Today, NAM hosted an event on Capitol Hill to update staffers on clean energy legislation Waxman-Markey. Asked if they will “modify their approach” on climate change given Duke Energy’s recent departure and the fact that other NAM coalition members are demanding climate change legislation, Keith McCoy, NAM’s Vice President of Energy and Resources Policy, apprehensively denied that NAM has staked out any position:
MCCOY: In terms of Waxman-Markey, I think its clear in anything you’ve read that the NAM hasn’t taken a position whether for or against it … As the legislation evolves, we’ll see. But right now, I don’t think there’s a position that the NAM has taken on the Waxman-Markey bill.
Despite McCoy’s claims of neutrality, the NAM has taken a very public position on Waxman-Markey.
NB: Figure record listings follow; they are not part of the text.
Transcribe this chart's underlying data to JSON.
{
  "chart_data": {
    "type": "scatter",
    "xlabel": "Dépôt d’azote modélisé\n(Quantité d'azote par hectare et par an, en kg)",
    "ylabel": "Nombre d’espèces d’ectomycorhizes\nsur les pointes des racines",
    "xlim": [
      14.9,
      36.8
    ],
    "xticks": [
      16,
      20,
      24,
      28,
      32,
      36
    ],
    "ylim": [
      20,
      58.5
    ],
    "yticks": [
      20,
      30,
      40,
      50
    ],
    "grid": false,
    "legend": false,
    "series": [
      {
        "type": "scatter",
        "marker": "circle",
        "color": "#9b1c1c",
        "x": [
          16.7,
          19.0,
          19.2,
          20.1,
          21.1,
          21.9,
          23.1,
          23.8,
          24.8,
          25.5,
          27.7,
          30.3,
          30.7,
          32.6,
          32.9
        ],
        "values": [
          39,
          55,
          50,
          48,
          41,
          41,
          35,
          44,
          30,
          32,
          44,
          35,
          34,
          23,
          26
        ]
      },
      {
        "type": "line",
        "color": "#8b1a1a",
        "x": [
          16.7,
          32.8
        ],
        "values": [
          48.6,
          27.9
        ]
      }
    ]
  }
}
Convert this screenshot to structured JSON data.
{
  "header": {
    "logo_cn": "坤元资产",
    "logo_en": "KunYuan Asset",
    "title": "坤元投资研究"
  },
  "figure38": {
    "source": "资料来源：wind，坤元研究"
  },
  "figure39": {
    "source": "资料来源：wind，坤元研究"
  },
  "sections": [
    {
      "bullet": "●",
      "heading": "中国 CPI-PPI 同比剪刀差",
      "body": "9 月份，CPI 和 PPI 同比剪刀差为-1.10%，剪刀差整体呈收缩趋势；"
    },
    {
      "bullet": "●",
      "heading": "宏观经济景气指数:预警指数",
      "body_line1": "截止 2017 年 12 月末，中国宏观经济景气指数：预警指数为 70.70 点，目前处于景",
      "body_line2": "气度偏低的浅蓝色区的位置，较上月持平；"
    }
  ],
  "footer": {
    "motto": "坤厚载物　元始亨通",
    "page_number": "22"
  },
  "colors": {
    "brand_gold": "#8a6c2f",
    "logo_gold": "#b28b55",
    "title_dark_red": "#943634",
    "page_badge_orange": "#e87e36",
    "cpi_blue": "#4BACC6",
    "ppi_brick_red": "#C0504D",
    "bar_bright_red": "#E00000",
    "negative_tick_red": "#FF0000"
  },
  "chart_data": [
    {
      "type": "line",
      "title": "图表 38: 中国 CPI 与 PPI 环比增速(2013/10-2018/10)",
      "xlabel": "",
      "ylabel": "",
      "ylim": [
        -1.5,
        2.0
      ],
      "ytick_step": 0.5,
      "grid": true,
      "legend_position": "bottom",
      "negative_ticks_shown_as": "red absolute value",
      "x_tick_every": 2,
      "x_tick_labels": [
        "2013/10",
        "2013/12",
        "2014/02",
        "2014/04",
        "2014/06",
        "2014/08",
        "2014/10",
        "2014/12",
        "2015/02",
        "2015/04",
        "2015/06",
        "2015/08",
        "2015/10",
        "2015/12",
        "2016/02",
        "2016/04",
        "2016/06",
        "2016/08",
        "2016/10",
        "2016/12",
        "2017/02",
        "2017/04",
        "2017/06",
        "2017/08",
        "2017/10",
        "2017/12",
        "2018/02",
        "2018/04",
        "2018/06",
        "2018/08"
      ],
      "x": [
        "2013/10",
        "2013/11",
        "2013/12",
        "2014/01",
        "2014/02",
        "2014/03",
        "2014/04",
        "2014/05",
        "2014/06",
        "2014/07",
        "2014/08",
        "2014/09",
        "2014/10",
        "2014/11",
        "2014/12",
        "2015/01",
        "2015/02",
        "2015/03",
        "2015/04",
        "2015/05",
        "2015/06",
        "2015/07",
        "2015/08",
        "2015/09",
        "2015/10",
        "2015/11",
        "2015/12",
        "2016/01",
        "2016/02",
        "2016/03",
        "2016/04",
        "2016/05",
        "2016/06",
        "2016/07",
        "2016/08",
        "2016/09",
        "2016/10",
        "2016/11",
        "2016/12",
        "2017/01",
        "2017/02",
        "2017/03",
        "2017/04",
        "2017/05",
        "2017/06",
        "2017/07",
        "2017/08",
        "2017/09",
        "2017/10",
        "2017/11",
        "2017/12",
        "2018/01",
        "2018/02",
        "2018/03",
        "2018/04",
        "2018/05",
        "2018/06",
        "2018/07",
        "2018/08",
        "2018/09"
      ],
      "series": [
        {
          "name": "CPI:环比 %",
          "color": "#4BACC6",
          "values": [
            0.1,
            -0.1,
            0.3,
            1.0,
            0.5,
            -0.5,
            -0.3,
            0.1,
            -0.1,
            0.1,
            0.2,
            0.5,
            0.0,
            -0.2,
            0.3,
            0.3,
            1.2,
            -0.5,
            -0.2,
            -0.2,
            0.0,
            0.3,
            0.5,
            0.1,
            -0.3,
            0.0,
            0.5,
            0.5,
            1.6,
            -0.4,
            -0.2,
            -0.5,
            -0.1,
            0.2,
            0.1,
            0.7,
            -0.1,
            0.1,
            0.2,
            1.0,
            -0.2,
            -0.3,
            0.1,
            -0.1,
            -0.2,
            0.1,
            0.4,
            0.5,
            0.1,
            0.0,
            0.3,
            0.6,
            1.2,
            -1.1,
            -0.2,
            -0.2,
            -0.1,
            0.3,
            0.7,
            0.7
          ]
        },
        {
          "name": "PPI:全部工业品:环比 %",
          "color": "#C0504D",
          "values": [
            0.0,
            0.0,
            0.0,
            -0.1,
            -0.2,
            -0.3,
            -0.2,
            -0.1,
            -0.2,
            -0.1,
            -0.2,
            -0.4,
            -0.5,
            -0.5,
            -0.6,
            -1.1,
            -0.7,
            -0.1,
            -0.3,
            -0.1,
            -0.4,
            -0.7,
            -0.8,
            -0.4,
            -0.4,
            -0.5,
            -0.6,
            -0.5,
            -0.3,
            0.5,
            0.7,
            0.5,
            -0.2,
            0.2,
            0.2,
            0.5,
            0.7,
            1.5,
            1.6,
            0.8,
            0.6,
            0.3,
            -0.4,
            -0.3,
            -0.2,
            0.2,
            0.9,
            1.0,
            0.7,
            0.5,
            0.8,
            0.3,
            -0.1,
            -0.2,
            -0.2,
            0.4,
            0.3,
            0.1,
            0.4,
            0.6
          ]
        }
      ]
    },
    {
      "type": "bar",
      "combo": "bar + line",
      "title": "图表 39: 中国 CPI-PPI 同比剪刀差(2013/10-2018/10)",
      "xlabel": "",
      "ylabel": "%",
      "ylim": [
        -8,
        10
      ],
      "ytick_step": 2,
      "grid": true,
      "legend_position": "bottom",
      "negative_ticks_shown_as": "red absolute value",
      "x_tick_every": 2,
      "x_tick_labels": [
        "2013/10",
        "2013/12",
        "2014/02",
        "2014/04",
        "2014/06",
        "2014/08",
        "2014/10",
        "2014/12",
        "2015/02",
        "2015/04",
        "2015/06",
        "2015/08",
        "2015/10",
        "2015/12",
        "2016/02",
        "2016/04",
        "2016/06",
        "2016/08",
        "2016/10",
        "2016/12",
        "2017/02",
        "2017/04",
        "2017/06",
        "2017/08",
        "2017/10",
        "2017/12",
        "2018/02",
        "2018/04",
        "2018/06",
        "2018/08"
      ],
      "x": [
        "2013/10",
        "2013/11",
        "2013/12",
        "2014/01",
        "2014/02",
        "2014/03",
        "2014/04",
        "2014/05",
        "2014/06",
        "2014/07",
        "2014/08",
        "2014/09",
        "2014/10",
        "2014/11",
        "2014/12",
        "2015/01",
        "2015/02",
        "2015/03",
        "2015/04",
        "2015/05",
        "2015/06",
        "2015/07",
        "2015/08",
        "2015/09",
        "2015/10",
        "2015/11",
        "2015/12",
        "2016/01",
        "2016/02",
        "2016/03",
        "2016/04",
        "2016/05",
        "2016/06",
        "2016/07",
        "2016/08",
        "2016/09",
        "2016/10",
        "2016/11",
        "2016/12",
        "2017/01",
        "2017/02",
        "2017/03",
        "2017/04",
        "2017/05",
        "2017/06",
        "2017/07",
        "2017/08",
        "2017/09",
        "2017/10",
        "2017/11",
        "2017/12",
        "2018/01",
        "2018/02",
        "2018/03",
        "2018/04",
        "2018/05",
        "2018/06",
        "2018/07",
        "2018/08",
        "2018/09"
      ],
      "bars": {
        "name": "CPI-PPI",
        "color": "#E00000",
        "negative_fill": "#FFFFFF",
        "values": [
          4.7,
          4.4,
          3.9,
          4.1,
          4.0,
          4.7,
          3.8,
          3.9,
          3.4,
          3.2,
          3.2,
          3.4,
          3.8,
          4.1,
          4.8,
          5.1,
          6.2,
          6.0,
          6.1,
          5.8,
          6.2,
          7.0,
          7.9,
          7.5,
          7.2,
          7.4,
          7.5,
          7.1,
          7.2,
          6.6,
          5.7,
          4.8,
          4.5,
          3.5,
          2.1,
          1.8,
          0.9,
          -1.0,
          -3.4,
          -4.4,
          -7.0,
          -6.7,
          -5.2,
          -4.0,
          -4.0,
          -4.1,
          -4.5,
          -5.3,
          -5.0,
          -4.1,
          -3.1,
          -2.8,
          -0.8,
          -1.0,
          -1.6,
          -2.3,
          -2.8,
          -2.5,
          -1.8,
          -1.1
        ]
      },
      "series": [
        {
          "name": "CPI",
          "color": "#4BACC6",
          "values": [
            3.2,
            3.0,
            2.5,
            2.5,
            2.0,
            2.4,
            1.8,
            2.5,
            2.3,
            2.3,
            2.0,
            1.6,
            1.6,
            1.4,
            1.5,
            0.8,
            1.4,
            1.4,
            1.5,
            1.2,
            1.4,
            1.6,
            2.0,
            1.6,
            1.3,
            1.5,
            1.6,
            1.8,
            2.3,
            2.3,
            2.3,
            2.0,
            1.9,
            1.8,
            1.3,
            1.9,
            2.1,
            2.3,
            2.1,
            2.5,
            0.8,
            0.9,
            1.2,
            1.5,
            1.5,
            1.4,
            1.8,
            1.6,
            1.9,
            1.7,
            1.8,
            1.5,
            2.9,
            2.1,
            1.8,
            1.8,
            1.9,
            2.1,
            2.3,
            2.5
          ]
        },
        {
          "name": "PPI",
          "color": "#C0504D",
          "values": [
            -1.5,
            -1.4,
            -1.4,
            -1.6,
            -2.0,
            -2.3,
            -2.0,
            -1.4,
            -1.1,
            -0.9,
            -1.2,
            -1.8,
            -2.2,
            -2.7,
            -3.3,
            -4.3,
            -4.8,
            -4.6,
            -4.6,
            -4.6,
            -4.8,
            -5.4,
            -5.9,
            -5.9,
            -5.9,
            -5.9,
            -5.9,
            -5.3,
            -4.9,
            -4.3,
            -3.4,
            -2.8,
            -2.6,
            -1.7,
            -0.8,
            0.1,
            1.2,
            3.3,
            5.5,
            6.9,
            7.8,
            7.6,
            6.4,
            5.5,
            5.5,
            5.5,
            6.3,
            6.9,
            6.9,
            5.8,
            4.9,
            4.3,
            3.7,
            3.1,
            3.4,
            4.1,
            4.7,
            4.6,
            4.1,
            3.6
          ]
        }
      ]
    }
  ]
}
The NAM, in a partnership with the major oil industry trade group API, launched an advertising campaign last month using the name “American Energy Alliance.” The ads explicitly tell viewers to call their member of Congress and “Tell him that we can’t afford the Waxman-Markey Energy Tax.” Last week, NAM President John Engler appeared as a witness at the GOP mock energy hearing to denounce Waxman-Markey.
Of course, Duke Energy would not split from NAM if the trade group hadn’t “taken a position whether for or against” climate change legislation. Rather, it appears the NAM is attempting to conceal their true position on climate change legislation to deter further defections from its coalition.
The American Energy Alliance is actually not a NAM-API project. It is the c(4) arm of the Institute for Energy Research, a separate right-wing oil-funded front group. In 1993, NAM and API established a front group with the same name — the American Energy Alliance — to block climate reform during the Clinton administration.